Com o comitê científico que o assessora dividido entre os que defendiam o levantamento das restrições às aulas presenciais e os que preferem manter as escolas fechadas, o governador Eduardo Leite precisou bater o martelo e arcar com o ônus das críticas inevitáveis. Não se tratava de decidir apenas a partir de que momento autorizar a volta às aulas, mas definir o cronograma e decidir o mais delicado: por onde começar.
Além de ouvir especialistas em saúde e educação para firmar convicção sobre o melhor caminho a tomar, Leite varou noites lendo artigos publicados em diferentes partes do mundo e concluiu que jamais haveria consenso.
Três integrantes da equipe do ex-ministro da Saúde Luiz Henrique Mandetta foram consultados regularmente nos últimos meses: Erno Harzheim, Wanderson Oliveira e João Gabbardo dos Reis.

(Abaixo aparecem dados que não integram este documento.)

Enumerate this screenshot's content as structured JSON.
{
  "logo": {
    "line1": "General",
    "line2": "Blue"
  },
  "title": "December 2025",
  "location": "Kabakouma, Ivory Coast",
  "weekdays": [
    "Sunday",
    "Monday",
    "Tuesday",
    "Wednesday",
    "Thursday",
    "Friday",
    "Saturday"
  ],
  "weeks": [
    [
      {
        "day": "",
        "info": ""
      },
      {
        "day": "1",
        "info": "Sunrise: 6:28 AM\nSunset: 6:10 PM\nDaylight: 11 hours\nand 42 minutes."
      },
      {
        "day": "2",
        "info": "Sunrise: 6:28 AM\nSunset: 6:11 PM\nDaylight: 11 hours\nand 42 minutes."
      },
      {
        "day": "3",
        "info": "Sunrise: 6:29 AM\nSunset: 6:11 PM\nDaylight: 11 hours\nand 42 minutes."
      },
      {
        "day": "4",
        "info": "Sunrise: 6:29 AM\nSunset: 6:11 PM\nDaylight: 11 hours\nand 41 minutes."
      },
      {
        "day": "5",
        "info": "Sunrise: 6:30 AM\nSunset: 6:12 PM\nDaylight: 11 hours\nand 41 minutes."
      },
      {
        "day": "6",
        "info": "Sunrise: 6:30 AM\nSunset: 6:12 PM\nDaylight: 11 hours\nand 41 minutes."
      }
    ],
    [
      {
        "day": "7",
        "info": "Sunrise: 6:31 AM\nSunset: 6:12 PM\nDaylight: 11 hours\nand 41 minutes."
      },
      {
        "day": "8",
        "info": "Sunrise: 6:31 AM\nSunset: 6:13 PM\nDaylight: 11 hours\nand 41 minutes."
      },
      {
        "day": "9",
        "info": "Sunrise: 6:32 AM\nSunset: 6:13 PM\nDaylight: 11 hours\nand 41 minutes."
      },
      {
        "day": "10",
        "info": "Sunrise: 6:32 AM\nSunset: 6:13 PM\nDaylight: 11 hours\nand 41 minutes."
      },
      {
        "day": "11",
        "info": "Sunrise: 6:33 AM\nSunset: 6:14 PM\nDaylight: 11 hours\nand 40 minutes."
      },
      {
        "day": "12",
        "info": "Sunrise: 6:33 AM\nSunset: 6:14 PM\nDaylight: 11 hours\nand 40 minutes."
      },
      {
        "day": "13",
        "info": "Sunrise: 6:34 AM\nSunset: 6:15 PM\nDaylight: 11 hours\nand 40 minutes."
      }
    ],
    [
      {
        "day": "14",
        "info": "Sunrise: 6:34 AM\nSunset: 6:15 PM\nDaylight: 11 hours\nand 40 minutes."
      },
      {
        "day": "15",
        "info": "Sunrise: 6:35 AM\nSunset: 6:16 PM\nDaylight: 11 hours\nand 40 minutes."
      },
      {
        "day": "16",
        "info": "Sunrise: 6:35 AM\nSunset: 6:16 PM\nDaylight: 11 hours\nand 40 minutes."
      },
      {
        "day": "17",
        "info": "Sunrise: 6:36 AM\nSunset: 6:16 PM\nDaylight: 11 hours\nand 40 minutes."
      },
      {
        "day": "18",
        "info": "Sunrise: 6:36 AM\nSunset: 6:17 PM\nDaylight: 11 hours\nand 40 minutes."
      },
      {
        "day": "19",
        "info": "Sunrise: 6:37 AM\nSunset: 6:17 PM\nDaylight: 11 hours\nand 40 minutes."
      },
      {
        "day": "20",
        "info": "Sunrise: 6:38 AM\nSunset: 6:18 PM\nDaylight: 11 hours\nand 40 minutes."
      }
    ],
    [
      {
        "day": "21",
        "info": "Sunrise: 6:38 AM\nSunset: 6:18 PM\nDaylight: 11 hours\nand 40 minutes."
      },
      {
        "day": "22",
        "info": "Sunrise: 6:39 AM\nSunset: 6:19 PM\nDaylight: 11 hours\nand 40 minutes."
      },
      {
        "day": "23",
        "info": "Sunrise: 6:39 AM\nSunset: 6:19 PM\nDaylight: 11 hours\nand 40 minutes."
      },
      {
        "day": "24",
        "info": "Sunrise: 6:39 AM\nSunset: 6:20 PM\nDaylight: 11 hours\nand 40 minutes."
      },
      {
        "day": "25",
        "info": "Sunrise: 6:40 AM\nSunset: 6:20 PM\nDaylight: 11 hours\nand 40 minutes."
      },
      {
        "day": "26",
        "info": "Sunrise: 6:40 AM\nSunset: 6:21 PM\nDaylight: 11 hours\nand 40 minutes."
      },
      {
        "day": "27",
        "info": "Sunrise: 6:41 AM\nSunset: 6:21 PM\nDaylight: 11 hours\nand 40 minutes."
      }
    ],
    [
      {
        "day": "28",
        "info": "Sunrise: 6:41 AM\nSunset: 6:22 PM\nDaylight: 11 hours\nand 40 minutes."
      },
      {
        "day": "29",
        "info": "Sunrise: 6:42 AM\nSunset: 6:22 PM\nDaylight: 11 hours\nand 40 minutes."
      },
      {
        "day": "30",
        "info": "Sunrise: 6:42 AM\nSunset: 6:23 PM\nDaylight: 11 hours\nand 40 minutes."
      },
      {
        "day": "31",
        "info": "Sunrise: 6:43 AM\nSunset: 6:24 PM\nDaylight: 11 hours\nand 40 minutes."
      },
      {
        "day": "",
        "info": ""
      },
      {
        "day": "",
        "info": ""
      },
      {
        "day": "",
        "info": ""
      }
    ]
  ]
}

A coordenadora do Comitê de Dados, Leany Lemos, também mergulhou em estudos internacionais e mapeou o que vem sendo feito em outros países em busca de subsídios, mas acabou constatando que a realidade de cada país é incomparável.
Na falta de uma fórmula para ser copiada, Leite optou pelo calendário flexível, que se molda à realidade de cada município, dando autonomia aos prefeitos para decidir e deixando a critério dos pais mandar ou não os filhos para a escola.
Nesta sexta-feira (4), em Passo Fundo, Leite repetiu o que vem dizendo nos últimos dias quando perguntam se não é cedo demais para liberar as escolas:
— Não existe consenso sobre o momento de voltar. Nós entendemos a educação como um serviço essencial. Há especialistas que dizem até que seria preferível manter o comércio fechado por mais tempo do que as escolas.
Leite lembrou que há estudos indicando que nas férias as crianças perdem parte do que aprenderam. Com seis meses de paralisação, os prejuízos serão inevitáveis:
— As crianças perdem ritmo, vocabulário, destreza. Estudos apontam que no mundo inteiro há crianças sofrendo de estresse pós-traumático após longo período de confinamento.
Esse é um dos principais argumentos de Harzheim para defender a retomada gradual das aulas, desde que o sistema hospitalar da região não esteja sobrecarregado. Nas demais, o entendimento é de que, estando em bandeira laranja e amarela, é possível reabrir as escolas, desde que respeitados os protocolos de higiene e distanciamento.
— A preocupação não é só com a saúde física das crianças, mas também com a mental. Temos relatos de aumento da ansiedade, da depressão e da violência doméstica — relata o ex-secretário do Ministério da Saúde, defensor da tese vencedora no governo de retomar as aulas pela Educação Infantil.
Ainda que tenha pesado na balança do Piratini a pressão dos donos de escolas, que estão quebrando por não conseguir manter os compromissos, pesaram bastante os argumentos de Leany Lemos, sobre a necessidade de oferecer aos pais que precisam voltar ao trabalho um local seguro para deixar os filhos.
Leany tem especial preocupação com as famílias de baixa renda e com as mães que criam os filhos sozinhas e que têm renda inferior a um salário mínimo. Esse também é um dos motivos que levam Harzheim a recomendar que a Educação Infantil, que não é obrigatória, volte antes:
— Sem creches, muitas famílias estão recorrendo a improvisos em que as crianças correm muito mais risco do que se estivessem na escola, supervisionados por um profissional preparado.
Aliás
A discussão sobre retomar ou não as aulas em Porto Alegre acabou superada pela realidade da pandemia: no mapa preliminar das bandeiras, a Região Metropolitana saiu de laranja para vermelho, o que indica alto risco e impede a reabertura das escolas.